Quero confiar na boa vontade técnica do governador Tarcísio, apesar de não concordar que a governança de um sistema tributário possa ser decidida no Brasil de modo técnico – ou mesmo algorítmico – por um conselho. Ou que o funcionamento de uma câmara de compensação possa acontecer realisticamente de modo apartidário nesse país. Além da gestão anterior que tinha Tarcísio como ministro, não consigo lembrar de nenhum outro momento quando decisões técnicas prevaleciam de verdade sobre a tradicional política perdulária e clientelista nesse país – caracterizada pelo famoso “toma-lá-dá-cá”.

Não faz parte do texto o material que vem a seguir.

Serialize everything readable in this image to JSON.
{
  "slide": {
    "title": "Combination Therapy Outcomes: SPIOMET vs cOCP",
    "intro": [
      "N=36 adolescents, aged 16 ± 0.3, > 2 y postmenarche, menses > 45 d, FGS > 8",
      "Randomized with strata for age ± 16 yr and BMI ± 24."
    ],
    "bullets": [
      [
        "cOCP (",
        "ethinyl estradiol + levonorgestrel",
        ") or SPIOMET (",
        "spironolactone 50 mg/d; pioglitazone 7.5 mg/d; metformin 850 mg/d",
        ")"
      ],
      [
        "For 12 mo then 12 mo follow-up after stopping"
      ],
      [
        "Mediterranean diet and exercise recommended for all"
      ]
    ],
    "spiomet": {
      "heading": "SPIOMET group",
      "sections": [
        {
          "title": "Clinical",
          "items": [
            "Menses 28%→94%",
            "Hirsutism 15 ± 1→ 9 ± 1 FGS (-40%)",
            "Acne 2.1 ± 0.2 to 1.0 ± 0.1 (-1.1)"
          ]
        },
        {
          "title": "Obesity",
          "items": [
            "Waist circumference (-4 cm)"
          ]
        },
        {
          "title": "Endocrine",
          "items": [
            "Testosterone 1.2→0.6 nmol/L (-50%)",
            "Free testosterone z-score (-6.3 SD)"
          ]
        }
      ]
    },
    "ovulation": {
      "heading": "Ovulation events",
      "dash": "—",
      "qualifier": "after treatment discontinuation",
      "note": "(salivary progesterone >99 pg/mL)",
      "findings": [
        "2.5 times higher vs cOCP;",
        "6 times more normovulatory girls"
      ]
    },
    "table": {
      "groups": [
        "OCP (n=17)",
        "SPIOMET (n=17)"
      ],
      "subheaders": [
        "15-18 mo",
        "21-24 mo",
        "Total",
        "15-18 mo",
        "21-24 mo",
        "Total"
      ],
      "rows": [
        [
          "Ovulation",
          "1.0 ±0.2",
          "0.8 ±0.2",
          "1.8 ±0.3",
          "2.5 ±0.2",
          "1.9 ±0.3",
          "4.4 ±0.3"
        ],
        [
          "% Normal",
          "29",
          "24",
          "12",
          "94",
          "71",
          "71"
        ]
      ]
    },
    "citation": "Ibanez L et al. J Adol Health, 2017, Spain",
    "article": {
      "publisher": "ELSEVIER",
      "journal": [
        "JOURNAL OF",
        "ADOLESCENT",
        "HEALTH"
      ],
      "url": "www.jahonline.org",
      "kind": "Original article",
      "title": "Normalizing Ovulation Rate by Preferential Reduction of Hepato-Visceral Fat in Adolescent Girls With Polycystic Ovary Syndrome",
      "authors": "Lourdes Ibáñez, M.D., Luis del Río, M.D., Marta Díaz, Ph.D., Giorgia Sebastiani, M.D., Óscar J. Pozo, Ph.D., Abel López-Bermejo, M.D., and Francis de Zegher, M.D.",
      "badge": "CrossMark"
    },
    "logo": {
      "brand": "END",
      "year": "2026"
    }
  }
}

No momento, apenas faço parte das dezenas de milhões de brasileiros vendo raposas debater o que fazer com os ovos do galinheiro, e com as galinhas, enquanto suamos na nossa rotina diária, esperando ardentemente que nossa carga tributária não aumente ainda mais. Qualquer computador ou algoritmo pode confirmar que se o Brasil não se tornar um Estado menos esbanjador e mais produtivo com urgência urgentíssima, essa reforma certamente vai acabar saindo do nosso bolso.
Jonas Rabinovitch é arquiteto urbanista com 30 anos de experiência como Conselheiro da ONU em inovação e gestão pública e mestre em Economia de Desenvolvimento Urbano pela Universidade de Londres.